Гинду не удавалось уговорить, чтобы она зашла к Танхуму, и Гдалья сам отправился к нему. Не успел он войти во двор, как Танхум выбежал ему навстречу.

– Вы только посмотрите – Гдалья заявился! Вы совсем вернулись? – в смятении спрашивал он.

– А что такое? – удивился такому переполоху Гдалья.

– Да у нас болтают, что вы, комбедовцы, бежали…

– Никуда мы не убегали. А вот как ты сюда попал? Где пропадал столько времени?

– Я… Что значит, где я пропадал? – растерянно бормотал Танхум, застигнутый врасплох неожиданным для него вопросом. – Ты не знаешь разве? А впрочем, не все ли равно – я уже, слава богу, дома. А вот ты… Ты когда приехал?

– Вчера.

– Один? А где все остальные? Рахмиэл и Заве-Лейб как будто вместе с тобой бежали? – Слово «бежали» Танхум произнес с ударением.

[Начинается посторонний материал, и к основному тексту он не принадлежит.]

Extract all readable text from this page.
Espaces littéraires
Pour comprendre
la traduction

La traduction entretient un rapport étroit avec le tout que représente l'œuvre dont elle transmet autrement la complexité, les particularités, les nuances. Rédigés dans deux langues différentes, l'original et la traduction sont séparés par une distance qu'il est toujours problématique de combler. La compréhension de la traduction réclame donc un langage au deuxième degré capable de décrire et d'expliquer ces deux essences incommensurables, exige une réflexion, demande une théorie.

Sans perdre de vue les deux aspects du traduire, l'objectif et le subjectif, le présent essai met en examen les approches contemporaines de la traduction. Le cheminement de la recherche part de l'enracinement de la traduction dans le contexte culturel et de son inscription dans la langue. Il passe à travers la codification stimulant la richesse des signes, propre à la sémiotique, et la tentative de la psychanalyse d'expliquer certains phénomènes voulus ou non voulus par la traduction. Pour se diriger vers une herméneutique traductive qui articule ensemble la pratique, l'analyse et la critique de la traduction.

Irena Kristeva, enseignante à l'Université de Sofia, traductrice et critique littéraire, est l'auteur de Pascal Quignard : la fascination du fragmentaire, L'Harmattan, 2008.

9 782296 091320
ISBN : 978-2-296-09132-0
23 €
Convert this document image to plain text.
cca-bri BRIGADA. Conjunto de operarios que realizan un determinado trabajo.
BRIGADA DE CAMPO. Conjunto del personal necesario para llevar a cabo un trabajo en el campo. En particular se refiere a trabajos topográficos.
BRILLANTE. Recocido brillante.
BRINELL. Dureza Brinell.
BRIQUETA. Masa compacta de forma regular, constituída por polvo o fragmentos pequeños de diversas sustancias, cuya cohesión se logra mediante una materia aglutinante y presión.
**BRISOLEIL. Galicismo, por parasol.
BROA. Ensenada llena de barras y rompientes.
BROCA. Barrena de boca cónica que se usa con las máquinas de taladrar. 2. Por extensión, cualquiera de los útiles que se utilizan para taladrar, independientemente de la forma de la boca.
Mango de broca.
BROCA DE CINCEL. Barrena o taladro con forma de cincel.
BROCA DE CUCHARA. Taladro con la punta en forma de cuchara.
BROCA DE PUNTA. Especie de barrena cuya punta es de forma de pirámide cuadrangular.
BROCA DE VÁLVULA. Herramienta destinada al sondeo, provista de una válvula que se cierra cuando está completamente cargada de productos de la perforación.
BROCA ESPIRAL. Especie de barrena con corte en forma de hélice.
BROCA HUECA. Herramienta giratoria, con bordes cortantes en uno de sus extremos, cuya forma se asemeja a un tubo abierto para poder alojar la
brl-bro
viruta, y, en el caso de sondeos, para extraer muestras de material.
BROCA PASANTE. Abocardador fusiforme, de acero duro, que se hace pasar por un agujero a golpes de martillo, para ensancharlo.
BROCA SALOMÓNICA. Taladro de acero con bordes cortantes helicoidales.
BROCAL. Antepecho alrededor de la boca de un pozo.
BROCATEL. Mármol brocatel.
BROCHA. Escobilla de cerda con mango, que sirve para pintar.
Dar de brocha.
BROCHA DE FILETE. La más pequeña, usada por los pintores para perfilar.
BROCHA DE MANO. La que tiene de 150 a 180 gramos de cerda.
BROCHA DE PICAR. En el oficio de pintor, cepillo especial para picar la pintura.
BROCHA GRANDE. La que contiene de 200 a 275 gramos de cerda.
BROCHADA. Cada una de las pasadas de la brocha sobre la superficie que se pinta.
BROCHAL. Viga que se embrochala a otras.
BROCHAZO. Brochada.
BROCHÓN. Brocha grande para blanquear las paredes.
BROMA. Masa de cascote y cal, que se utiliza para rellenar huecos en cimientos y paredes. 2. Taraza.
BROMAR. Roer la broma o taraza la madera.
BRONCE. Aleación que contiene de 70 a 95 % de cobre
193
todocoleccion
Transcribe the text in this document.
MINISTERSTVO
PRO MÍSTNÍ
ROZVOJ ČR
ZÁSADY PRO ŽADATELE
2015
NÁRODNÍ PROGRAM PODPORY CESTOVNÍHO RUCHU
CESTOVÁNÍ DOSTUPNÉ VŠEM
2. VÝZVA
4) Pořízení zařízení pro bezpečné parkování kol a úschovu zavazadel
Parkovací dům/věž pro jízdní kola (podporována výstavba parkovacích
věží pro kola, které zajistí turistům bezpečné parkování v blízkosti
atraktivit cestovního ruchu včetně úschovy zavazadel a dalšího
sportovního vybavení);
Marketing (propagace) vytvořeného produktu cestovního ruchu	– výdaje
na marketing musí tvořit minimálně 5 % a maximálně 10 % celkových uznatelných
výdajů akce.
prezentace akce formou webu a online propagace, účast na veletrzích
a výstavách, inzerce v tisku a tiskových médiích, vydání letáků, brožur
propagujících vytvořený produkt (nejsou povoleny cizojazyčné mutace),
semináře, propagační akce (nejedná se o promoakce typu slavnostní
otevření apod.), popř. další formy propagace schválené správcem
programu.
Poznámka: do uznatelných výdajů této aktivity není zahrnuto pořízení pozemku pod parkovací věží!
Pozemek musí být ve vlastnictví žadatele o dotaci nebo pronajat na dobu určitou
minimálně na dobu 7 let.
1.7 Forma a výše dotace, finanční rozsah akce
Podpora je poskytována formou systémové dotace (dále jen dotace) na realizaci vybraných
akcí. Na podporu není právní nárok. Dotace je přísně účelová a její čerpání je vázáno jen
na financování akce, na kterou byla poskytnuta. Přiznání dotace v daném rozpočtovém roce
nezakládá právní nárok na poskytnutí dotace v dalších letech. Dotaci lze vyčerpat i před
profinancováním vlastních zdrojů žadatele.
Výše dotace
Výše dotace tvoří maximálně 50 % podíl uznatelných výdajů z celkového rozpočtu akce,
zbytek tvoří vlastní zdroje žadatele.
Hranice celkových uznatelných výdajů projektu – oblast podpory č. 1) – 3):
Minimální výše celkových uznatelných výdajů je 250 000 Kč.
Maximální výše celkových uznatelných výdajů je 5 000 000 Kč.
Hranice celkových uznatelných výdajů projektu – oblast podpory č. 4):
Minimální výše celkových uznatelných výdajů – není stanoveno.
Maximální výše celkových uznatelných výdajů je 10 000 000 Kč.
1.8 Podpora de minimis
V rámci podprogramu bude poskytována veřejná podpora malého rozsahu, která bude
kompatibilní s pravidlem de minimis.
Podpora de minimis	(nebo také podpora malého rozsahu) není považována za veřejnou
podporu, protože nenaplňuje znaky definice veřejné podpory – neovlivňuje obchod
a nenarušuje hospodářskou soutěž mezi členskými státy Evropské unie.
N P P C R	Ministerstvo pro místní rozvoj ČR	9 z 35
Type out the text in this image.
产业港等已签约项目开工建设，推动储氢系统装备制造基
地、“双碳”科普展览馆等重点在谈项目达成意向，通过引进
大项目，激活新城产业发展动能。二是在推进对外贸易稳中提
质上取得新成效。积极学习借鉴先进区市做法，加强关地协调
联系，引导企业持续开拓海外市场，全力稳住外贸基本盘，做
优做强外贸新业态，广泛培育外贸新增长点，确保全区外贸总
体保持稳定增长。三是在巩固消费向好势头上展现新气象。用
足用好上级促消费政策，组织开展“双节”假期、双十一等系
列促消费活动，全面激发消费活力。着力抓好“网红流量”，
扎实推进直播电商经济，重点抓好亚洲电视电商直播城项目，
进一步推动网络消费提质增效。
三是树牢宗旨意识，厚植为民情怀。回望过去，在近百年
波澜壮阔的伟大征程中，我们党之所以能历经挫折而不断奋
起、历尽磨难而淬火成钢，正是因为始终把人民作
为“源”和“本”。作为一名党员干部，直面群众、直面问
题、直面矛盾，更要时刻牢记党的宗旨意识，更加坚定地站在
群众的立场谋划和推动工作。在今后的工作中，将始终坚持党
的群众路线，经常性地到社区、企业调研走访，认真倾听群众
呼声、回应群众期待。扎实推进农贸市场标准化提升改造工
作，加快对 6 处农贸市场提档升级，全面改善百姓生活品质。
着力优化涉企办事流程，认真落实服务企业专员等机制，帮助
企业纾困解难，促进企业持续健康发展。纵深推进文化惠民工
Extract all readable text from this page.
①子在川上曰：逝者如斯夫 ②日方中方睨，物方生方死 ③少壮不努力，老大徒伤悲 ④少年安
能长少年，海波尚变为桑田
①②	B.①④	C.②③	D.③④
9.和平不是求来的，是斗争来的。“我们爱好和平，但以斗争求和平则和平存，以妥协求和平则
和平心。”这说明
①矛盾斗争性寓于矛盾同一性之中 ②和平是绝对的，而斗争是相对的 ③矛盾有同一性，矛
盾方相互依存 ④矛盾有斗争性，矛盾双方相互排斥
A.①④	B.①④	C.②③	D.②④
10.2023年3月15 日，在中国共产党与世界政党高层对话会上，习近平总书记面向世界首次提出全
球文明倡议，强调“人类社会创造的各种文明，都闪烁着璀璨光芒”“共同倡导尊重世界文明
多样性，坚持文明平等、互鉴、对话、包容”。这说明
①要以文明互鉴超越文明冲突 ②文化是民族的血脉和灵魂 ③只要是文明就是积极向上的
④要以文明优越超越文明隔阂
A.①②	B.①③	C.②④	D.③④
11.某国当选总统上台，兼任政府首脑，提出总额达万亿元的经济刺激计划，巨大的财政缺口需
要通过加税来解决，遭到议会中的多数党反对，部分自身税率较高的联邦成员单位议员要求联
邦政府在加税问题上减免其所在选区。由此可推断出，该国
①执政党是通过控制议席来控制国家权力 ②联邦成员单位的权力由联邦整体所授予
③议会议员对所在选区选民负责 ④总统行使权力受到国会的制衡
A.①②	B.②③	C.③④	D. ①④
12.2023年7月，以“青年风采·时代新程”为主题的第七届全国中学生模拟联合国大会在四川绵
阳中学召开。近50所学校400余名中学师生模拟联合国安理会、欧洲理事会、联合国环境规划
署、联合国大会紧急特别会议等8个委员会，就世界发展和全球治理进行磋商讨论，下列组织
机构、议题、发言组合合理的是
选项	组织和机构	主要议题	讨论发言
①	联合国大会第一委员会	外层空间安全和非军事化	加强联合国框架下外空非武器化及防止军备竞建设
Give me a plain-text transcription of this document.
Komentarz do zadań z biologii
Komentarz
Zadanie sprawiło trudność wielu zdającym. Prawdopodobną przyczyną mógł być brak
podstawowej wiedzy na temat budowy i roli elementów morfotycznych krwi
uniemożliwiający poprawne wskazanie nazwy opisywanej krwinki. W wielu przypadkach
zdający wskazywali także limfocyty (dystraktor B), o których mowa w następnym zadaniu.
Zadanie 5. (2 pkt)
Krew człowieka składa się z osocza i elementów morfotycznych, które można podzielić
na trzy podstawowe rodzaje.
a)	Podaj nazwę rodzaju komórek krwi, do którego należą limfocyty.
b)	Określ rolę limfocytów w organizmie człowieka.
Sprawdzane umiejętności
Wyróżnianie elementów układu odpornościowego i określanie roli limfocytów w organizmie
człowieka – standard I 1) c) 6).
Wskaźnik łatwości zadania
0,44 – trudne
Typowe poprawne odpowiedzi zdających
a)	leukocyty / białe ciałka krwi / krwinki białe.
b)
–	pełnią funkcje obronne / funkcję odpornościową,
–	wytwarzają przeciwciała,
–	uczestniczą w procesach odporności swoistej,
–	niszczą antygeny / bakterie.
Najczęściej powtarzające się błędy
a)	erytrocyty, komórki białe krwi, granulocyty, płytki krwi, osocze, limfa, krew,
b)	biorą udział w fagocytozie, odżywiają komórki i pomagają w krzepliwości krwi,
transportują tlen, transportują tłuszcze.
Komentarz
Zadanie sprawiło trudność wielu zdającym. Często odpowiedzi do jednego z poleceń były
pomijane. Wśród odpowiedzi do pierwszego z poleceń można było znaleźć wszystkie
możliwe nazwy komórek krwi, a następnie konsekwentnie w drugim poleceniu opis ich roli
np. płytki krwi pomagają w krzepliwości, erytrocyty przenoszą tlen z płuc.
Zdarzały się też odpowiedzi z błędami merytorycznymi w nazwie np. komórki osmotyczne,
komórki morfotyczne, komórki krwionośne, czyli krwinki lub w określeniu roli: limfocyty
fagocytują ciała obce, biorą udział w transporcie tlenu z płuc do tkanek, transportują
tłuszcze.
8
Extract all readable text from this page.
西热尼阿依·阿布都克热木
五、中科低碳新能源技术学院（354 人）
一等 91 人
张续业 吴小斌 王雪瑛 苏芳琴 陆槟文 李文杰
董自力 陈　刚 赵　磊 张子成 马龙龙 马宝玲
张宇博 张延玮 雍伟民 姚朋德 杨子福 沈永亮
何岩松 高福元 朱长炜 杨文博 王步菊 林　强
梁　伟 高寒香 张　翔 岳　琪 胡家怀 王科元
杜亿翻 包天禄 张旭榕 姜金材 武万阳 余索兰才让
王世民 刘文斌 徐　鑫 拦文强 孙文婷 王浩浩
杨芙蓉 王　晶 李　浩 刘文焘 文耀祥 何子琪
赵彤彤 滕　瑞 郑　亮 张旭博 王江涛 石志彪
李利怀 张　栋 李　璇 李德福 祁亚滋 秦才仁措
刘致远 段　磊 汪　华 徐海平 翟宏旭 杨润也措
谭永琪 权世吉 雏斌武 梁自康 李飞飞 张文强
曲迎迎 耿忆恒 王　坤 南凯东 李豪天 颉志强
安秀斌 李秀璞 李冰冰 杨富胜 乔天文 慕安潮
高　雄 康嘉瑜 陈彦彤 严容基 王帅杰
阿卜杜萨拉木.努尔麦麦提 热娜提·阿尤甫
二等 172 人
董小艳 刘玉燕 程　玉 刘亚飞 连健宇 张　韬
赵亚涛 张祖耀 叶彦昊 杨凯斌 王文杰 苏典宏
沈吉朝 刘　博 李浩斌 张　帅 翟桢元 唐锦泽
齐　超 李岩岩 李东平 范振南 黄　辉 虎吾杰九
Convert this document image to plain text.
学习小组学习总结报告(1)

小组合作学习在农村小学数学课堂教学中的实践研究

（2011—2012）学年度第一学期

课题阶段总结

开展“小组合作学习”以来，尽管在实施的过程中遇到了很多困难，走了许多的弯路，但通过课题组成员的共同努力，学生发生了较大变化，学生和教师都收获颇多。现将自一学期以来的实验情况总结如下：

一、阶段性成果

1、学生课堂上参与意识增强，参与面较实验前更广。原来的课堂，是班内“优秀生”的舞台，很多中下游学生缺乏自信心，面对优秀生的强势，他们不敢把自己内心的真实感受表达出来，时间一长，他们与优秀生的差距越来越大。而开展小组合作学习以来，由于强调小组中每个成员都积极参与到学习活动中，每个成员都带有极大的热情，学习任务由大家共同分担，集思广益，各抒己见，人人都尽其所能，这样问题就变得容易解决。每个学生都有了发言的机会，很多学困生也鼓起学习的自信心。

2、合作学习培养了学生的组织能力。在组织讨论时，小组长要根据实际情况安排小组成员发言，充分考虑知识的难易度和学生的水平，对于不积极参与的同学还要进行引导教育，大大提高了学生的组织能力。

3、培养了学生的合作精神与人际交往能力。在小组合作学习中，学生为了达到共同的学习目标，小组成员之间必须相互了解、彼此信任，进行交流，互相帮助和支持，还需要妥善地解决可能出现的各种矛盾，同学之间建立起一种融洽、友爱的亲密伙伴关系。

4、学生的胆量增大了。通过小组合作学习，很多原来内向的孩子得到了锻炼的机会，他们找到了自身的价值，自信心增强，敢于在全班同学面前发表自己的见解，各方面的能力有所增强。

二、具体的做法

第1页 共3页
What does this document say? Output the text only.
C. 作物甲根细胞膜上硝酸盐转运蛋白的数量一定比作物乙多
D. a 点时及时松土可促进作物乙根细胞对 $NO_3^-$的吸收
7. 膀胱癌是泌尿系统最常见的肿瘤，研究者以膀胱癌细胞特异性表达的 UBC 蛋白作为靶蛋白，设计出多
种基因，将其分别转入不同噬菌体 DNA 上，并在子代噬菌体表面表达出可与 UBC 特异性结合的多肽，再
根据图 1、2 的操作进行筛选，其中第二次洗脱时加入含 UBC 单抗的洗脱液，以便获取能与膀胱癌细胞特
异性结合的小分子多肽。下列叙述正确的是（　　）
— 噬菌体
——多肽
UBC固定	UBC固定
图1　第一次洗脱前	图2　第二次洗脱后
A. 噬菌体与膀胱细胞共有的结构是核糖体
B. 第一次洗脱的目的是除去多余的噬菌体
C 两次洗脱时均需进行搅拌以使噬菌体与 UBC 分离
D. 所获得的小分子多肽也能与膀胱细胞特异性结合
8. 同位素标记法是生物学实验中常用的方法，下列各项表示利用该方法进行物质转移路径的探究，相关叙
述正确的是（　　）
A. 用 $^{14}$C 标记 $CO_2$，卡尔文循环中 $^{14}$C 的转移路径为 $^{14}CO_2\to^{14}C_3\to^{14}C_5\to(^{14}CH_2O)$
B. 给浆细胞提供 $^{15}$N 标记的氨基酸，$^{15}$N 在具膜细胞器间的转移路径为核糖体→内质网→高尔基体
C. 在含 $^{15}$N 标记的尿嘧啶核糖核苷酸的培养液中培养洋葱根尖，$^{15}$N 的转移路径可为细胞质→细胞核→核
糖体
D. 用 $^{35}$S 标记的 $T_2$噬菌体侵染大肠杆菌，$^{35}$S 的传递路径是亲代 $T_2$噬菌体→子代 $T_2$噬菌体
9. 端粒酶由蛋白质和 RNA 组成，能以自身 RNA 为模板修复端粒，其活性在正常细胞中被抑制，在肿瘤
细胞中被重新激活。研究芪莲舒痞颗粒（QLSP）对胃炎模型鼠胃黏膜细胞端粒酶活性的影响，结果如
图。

– И они скоро будут здесь.

– Так, так, значит, скоро вернутся все-, – с дрожью в голосе сказал Танхум, встревоженный такой новостью.

– А как же? Обязательно все вернутся. А пока приехали мы двое – я и Айзик Прицкер.

– Айзик?! – воскликнул как громом пораженный Танхум.

– Айзик! – словно эхо, донесся из сеней голос Кейлы. Она вбежала в комнату и забросала Гдалью вопросами.

– Где он? Здоров ли? Хочу своими глазами посмотреть на него! – взволнованно выкрикивала она.

– Он тоже хочет с вами повидаться и прислал меня за вами. Он у меня… – ответил Гдалья.

Кейла наскоро накинула пальто, повязалась платком и стала торопить Гдалью:

– Ну, идем же, идем!…

В этот момент из спальни вышла Нехама, растрепанная, с младенцем на руках.

– Айзик вернулся, вы слышите! – не своим от возбуждения голосом сообщила ей Кейла радостную весть.

– Жив!… – только и сказала потрясенная Нехама.

18

Красная Армия заняла уже весь район вокруг Садаева, но Танхум не подозревал об этом. Возвращению Гдальи и Айзика он не придал большого значения.

«Значит, бежали домой! Воевать-то, видно, не больно сладко», – злорадствовал он. Слова Гдальи о том, что скоро вернутся всё комбедовцы, он счел пустой болтовней и даже решил сходить к шульцу и донести ему о появлении в Садаеве двух красных. Особенно ему хотелось отомстить Айзику. Танхум даже готов был дать взятку уряднику, чтобы тот с ним расправился.

Узнав, что белые бегут и никакого шульца в Садаеве нет, что со дня на день власть опять перейдет в руки ревкома, он упал духом.

«Так, значит, всему конец… – удрученно размышлял Танхум. – Что же будет со мной? Что мне делать?… Бежать, бежать куда глаза глядят!»

Вот если бы он мог взять с собою свою землю, своих лошадей и коров, все свое хозяйство! Тогда было бы другое дело. А без земли, без скота он – нищий! Но и оставаться здесь нельзя, его сразу арестуют и отправят обратно в тюрьму. А добро останется Нехаме, она вместе с Айзиком будет здесь хозяйничать.

«Не бывать этому! – решил Танхум. – Лучше я сожгу, дымом пущу все нажитое, а не оставлю заклятому врагу!»

Он места себе не находил, бродил по двору, заходил в сараи, в хлев и конюшню, как бы прощаясь со всем, что было так дорого его сердцу.

Наконец решился.

Взяв бутылку керосина, плеснул под стреху и поднес зажженную спичку, но тут, словно почуяв беду, Рябчик зашелся таким заунывным, хватающим за душу воем, что Танхума охватил ужас. Он уронил спичку и отскочил в сторону.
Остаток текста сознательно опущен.